Section 9. Account Reviews
The accounts of the Corporation shall be reviewed annually or bi-annually by a method to be specified by the Board of Directors. The report of this review is to be presented at the Annual Membership Meeting of the Members. The reviewer shall not be an Officer, Director, or Member of the Corporation.
ARTICLE XI | Amendments to the By-Laws
Section 1. Amendments by Board of Directors
Amendments to these By-Laws may be adopted by the affirmative vote of two-thirds of the Directors present at a duly held meeting of the Board of Directors. Such amendments shall be effective thirty (30) days after adoption, and shall remain effective unless rejected by a majority vote of the Members present at the next duly held meeting of the Members of the Corporation.

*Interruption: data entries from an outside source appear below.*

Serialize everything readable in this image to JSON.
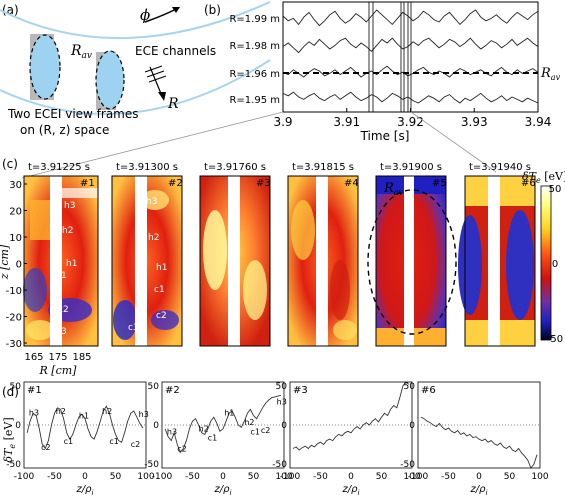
{
  "panel_a": {
    "label": "(a)",
    "phi": "ϕ",
    "rav": "R",
    "rav_sub": "av",
    "ece": "ECE channels",
    "r_arrow": "R",
    "caption_line1": "Two ECEI view frames",
    "caption_line2": "on (R, z) space"
  },
  "panel_b": {
    "label": "(b)",
    "rows": [
      {
        "label": "R=1.99 m",
        "values": [
          0.5,
          0.1,
          0.3,
          -0.2,
          0.4,
          0.8,
          0.2,
          -0.3,
          0.1,
          0.6,
          0.9,
          0.3,
          -0.1,
          0.2,
          0.7,
          0.4,
          0.0,
          0.5,
          1.0,
          0.6,
          0.2,
          -0.2,
          0.3,
          0.8,
          0.5,
          0.1,
          0.4,
          0.9,
          0.6,
          0.2,
          0.0,
          0.5,
          0.8,
          0.3,
          -0.2,
          0.2,
          0.7,
          1.0,
          0.4,
          0.1,
          0.3,
          0.6,
          0.2,
          -0.1,
          0.4,
          0.8,
          0.5,
          0.2,
          0.6,
          0.9
        ]
      },
      {
        "label": "R=1.98 m",
        "values": [
          0.2,
          0.5,
          0.1,
          -0.3,
          0.2,
          0.6,
          0.3,
          0.8,
          0.4,
          0.0,
          0.3,
          0.7,
          0.9,
          0.4,
          0.1,
          0.5,
          0.2,
          -0.2,
          0.3,
          0.8,
          0.5,
          0.9,
          0.4,
          0.0,
          0.2,
          0.6,
          0.3,
          0.7,
          0.9,
          0.5,
          0.1,
          0.4,
          0.8,
          0.6,
          0.2,
          0.5,
          0.9,
          0.4,
          0.0,
          0.3,
          0.7,
          0.5,
          0.1,
          0.4,
          0.8,
          0.3,
          0.6,
          0.9,
          0.5,
          0.2
        ]
      },
      {
        "label": "R=1.96 m",
        "values": [
          0.4,
          0.2,
          0.6,
          0.3,
          0.0,
          0.4,
          0.7,
          0.5,
          0.1,
          0.3,
          0.6,
          0.2,
          0.5,
          0.8,
          0.4,
          0.0,
          0.3,
          0.5,
          0.2,
          0.6,
          0.9,
          0.5,
          0.2,
          0.4,
          0.1,
          0.3,
          0.6,
          0.8,
          0.4,
          0.2,
          0.5,
          0.3,
          0.0,
          0.4,
          0.7,
          0.5,
          0.2,
          0.4,
          0.6,
          0.3,
          0.1,
          0.5,
          0.8,
          0.4,
          0.2,
          0.6,
          0.3,
          0.5,
          0.7,
          0.4
        ]
      },
      {
        "label": "R=1.95 m",
        "values": [
          0.8,
          0.6,
          0.9,
          0.5,
          0.3,
          0.6,
          0.8,
          0.4,
          0.2,
          0.5,
          0.7,
          0.3,
          0.6,
          0.9,
          0.5,
          0.2,
          0.4,
          0.7,
          0.5,
          0.1,
          0.4,
          0.8,
          0.6,
          0.3,
          0.5,
          0.2,
          0.0,
          0.3,
          0.6,
          0.4,
          0.1,
          0.5,
          0.7,
          0.3,
          0.0,
          0.4,
          0.2,
          0.5,
          0.8,
          0.4,
          0.1,
          0.3,
          0.6,
          0.2,
          0.5,
          0.3,
          0.1,
          0.4,
          0.2,
          0.0
        ]
      }
    ],
    "rav_label": "R",
    "rav_sub": "av",
    "xticks": [
      "3.9",
      "3.91",
      "3.92",
      "3.93",
      "3.94"
    ],
    "xlabel": "Time [s]"
  },
  "panel_c": {
    "label": "(c)",
    "frames": [
      {
        "time": "t=3.91225 s",
        "num": "#1",
        "tags": [
          "h3",
          "h2",
          "h1",
          "c1",
          "c2",
          "c3"
        ]
      },
      {
        "time": "t=3.91300 s",
        "num": "#2",
        "tags": [
          "h3",
          "h2",
          "h1",
          "c1",
          "c2",
          "c3"
        ]
      },
      {
        "time": "t=3.91760 s",
        "num": "#3",
        "tags": []
      },
      {
        "time": "t=3.91815 s",
        "num": "#4",
        "tags": []
      },
      {
        "time": "t=3.91900 s",
        "num": "#5",
        "tags": []
      },
      {
        "time": "t=3.91940 s",
        "num": "#6",
        "tags": []
      }
    ],
    "rav": "R",
    "rav_sub": "av",
    "yticks": [
      "30",
      "20",
      "10",
      "0",
      "-10",
      "-20",
      "-30"
    ],
    "ylabel": "z [cm]",
    "xticks": [
      "165",
      "175",
      "185"
    ],
    "xlabel": "R [cm]",
    "colorbar_title": "δT",
    "colorbar_unit": " [eV]",
    "colorbar_ticks": [
      "50",
      "0",
      "-50"
    ]
  },
  "panel_d": {
    "label": "(d)",
    "ylabel": "δT",
    "ylabel_unit": " [eV]",
    "xlabel": "z/ρ",
    "xticks": [
      "-100",
      "-50",
      "0",
      "50",
      "100"
    ],
    "yticks": [
      "50",
      "0",
      "-50"
    ],
    "plots": [
      {
        "num": "#1",
        "tags": [
          "h3",
          "h2",
          "h1",
          "h2",
          "h3",
          "c2",
          "c1",
          "c1",
          "c2"
        ],
        "x": [
          -95,
          -90,
          -85,
          -80,
          -75,
          -70,
          -65,
          -60,
          -55,
          -50,
          -45,
          -40,
          -35,
          -30,
          -25,
          -20,
          -15,
          -10,
          -5,
          0,
          5,
          10,
          15,
          20,
          25,
          30,
          35,
          40,
          45,
          50,
          55,
          60,
          65,
          70,
          75,
          80,
          85,
          90,
          95
        ],
        "y": [
          -10,
          5,
          15,
          12,
          -5,
          -25,
          -30,
          -20,
          0,
          15,
          22,
          20,
          8,
          -10,
          -18,
          -12,
          0,
          10,
          14,
          8,
          -5,
          -15,
          -18,
          -8,
          5,
          18,
          24,
          15,
          0,
          -12,
          -20,
          -22,
          -10,
          5,
          15,
          18,
          10,
          2,
          -4
        ]
      },
      {
        "num": "#2",
        "tags": [
          "h3",
          "c2",
          "h2",
          "c1",
          "h1",
          "h2",
          "c1",
          "c2",
          "h3"
        ],
        "x": [
          -95,
          -90,
          -85,
          -80,
          -75,
          -70,
          -65,
          -60,
          -55,
          -50,
          -45,
          -40,
          -35,
          -30,
          -25,
          -20,
          -15,
          -10,
          -5,
          0,
          5,
          10,
          15,
          20,
          25,
          30,
          35,
          40,
          45,
          50,
          55,
          60,
          65,
          70,
          75,
          80,
          85,
          90,
          95
        ],
        "y": [
          -5,
          -15,
          -20,
          -10,
          -25,
          -35,
          -30,
          -20,
          -5,
          5,
          8,
          0,
          -10,
          -12,
          -5,
          5,
          10,
          2,
          -8,
          -5,
          5,
          15,
          18,
          10,
          0,
          -3,
          5,
          15,
          20,
          12,
          8,
          15,
          22,
          28,
          32,
          35,
          36,
          37,
          38
        ]
      },
      {
        "num": "#3",
        "tags": [],
        "x": [
          -95,
          -90,
          -85,
          -80,
          -75,
          -70,
          -65,
          -60,
          -55,
          -50,
          -45,
          -40,
          -35,
          -30,
          -25,
          -20,
          -15,
          -10,
          -5,
          0,
          5,
          10,
          15,
          20,
          25,
          30,
          35,
          40,
          45,
          50,
          55,
          60,
          65,
          70,
          75,
          80,
          85,
          90,
          95
        ],
        "y": [
          -30,
          -28,
          -32,
          -29,
          -27,
          -30,
          -26,
          -28,
          -24,
          -22,
          -25,
          -20,
          -18,
          -20,
          -15,
          -12,
          -14,
          -10,
          -8,
          -10,
          -5,
          -2,
          -5,
          0,
          3,
          0,
          5,
          8,
          4,
          10,
          15,
          12,
          20,
          25,
          22,
          35,
          50,
          55,
          52
        ]
      },
      {
        "num": "#6",
        "tags": [],
        "x": [
          -95,
          -90,
          -85,
          -80,
          -75,
          -70,
          -65,
          -60,
          -55,
          -50,
          -45,
          -40,
          -35,
          -30,
          -25,
          -20,
          -15,
          -10,
          -5,
          0,
          5,
          10,
          15,
          20,
          25,
          30,
          35,
          40,
          45,
          50,
          55,
          60,
          65,
          70,
          75,
          80,
          85,
          90,
          95
        ],
        "y": [
          10,
          8,
          5,
          3,
          0,
          -2,
          2,
          -3,
          -6,
          -4,
          -8,
          -10,
          -7,
          -12,
          -10,
          -14,
          -12,
          -16,
          -15,
          -18,
          -20,
          -18,
          -22,
          -20,
          -24,
          -26,
          -23,
          -28,
          -30,
          -27,
          -32,
          -34,
          -30,
          -36,
          -40,
          -45,
          -55,
          -50,
          -38
        ]
      }
    ]
  }
}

All Members shall be notified in writing of such amendments by the Secretary within ten (10) days after adoption by the Board of Directors.
Section 2. Amendments by Members
Amendments to these By-Laws may be adopted by the affirmative vote of a majority of the voting Members present at a duly held meeting of the Members of the Corporation after advance notice has been given to the Members of changes to the By-Laws which will be considered at the meeting.
ARTICLE XII | General Provisions
Section 1. Conformity with Laws and Charter
All powers, authority, duties, and functions of the Members, Directors, Officers, and employees of the Corporation shall be exercised in strict conformity with applicable provisions of the laws and regulations and of the Charter and By-Laws of the Corporation.
Section 2. Removal of Directors or Officers by Membership
Any Director or Officer of the Corporation may be removed from office as a Director and/or as an Officer by the affirmative vote of a majority of the entire record membership at a duly held special meeting called for the purpose, but only after an opportunity has been given him to be heard.
Section 3. Temporary Designation of Officers
When any Officer is absent or otherwise unable to perform the duties of his Office, the Board of Directors may, by resolution, designate another Director to act temporarily in his place.
Section 4. Recording of Meet
Returns of elections and proceedings of all meetings of the Board of Directors and members shall be recorded in the minute books.
Section 5. No Compensation for Directors or Officers
No Officer or Director of this Corporation shall receive any compensation or salary for services rendered this Corporation as an Officer or Director.
Section 6. Effectiveness of By-Laws
These By-Laws shall become effective immediately upon approval of the Board of Directors and shall remain in effect until amended in accordance with provisions contained Herein.